The FDA begins a review of how skin pigmentation affects the pulse oximeter results.

• Following a recent call by US Senators to review the accuracy of the devices, which is a cause for concern due to possible racial differences in pulse oximeter readings, the FDA issued a hazard statement regarding the accuracy of pulse oximeters in people with dark problems. Skin pigmentation.

• The use of prescription and over-the-counter pulse oximeters has increased as people seek ways to monitor their respiratory conditions at home in the face of the threat of a coronavirus pandemic. This trend has raised concerns about the long-debated relationship between skin pigmentation and oximeter results.

• The FDA responded by informing patients and healthcare professionals about the device’s limitations. The agency encourages individuals to monitor changes in oxygen levels over time and to consider tests other than oximeter data when making decisions.

Interest in pulse oximeters increased at the beginning of the COVID-19 pandemic. The devices manually send out a beam of light to determine the oxygen saturation of the blood. Consumers were looking for devices that would allow them to assess the effects of the coronavirus on their respiratory system at home and then get a data point to make decisions about when to seek medical attention. The potential value of the data was heightened by the discovery that some people on low oxygen levels have little difficulty breathing.

Some pulse oximeters are sold over the counter as aviation, sports, or general wellness products. Tabletop pulse oximeters are not intended for medical use and are not controlled by the FDA. Other pulse oximeters are cleaned via the 510 (k) route and require a prescription. Consumers who monitor their oxygen levels often have a desktop oximeter.

Concerns about the effect of skin pigmentation on the accuracy of the pulse oximeter date back to at least the 1980s. In the 1990s, researchers published studies in emergency rooms and intensive care units that found no association between skin pigmentation and pulse oximeter findings. However, earlier and later studies have generated conflicting data.

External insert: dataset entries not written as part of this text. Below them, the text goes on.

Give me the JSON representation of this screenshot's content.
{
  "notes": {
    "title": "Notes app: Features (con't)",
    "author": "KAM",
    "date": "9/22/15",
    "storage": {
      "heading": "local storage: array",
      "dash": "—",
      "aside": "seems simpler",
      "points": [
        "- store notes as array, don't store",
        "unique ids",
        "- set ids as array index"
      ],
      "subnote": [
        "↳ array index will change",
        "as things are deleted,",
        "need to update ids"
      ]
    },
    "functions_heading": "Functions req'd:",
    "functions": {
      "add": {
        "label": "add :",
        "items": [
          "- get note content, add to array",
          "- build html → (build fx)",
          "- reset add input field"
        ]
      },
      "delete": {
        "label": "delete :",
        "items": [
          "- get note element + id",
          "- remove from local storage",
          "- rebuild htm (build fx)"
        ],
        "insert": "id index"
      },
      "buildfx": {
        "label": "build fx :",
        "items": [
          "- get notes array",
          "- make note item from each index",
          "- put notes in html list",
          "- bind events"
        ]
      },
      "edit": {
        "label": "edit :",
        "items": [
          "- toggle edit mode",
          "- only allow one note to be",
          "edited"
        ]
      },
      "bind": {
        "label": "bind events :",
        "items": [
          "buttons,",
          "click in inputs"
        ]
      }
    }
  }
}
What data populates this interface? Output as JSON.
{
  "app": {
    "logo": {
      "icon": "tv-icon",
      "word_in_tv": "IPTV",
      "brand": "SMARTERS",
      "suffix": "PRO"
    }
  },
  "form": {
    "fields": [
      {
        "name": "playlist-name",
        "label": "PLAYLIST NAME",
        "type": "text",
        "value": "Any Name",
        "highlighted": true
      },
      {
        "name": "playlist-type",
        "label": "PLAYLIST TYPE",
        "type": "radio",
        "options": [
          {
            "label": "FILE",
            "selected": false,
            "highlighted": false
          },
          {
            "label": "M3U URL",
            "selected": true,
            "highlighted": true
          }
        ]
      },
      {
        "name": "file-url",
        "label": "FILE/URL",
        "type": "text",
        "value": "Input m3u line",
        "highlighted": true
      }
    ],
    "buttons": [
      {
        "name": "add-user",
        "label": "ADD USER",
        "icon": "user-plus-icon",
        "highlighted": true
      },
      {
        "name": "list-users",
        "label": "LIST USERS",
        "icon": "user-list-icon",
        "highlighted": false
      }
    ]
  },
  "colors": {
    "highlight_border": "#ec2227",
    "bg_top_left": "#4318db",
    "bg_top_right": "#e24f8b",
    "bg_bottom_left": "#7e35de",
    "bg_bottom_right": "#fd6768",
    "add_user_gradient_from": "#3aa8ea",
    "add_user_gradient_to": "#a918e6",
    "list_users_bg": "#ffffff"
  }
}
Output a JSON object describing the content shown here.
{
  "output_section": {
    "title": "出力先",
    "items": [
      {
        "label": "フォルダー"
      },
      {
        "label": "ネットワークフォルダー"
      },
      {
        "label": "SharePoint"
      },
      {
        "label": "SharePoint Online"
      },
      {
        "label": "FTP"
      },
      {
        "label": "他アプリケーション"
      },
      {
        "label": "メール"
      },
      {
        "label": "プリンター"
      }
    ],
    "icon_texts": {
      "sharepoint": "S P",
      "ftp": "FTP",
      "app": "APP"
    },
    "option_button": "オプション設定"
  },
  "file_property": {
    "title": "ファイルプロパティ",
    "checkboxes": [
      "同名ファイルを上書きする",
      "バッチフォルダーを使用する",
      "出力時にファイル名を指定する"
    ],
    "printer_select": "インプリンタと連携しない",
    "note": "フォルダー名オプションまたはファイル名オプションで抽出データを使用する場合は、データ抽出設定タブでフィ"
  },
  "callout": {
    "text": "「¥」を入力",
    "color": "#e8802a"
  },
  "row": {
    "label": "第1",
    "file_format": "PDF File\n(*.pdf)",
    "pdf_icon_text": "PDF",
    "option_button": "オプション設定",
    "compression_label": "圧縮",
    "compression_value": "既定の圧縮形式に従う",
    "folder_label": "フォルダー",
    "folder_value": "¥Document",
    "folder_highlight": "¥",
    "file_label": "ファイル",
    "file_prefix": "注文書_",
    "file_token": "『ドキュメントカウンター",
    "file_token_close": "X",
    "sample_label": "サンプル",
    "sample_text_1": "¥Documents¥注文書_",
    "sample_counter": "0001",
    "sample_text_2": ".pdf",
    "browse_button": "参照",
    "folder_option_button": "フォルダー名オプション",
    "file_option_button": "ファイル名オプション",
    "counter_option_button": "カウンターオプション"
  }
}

That topic brought the spotlight to COVID-19 and a recent letter to the New England Journal of Medicine. The NEJM letter reported an analysis which found that “compared to white patients, black patients were almost three times more likely to have occult hypoxemia that was not detected by pulse oximetry”. Senators, including Elizabeth Warren of Massachusetts, cited NEJM data in the letter; Last month he asked the FDA to review the relationship between skin pigmentation and pulse oximeter results.

During Friday’s safety briefing, the FDA announced that it was evaluating the precision literature for pulse oximeters, with an emphasis on the literature that evaluates whether the products may be less accurate in people with darker skin pigmentation. The FDA also reviews market data and works with manufacturers to evaluate other tests. The process can lead to changes in the guidelines on this matter. Existing guidelines recommend the inclusion of at least two darkly pigmented test subjects in clinical studies with pulse oximeters.

So far, the FDA has limited itself to making a statement on the proper use of pulse oximeters. The FDA on-site safety notice describes how the measured values are recorded and interpreted. In general, pulse oximeters are less accurate when blood oxygen levels are low. The FDA said the 90% value could reflect actual numbers of 86% and even 94%. However, the accuracy range for desk-top pulse oximeters not approved by the FTC may be wider.

Dozens of companies are competing in the prescription pulse oximeter market. In recent years, several Chinese companies have obtained 510 (k) approvals to join other medical technologies on the market, such as Masimo and Smiths Medical.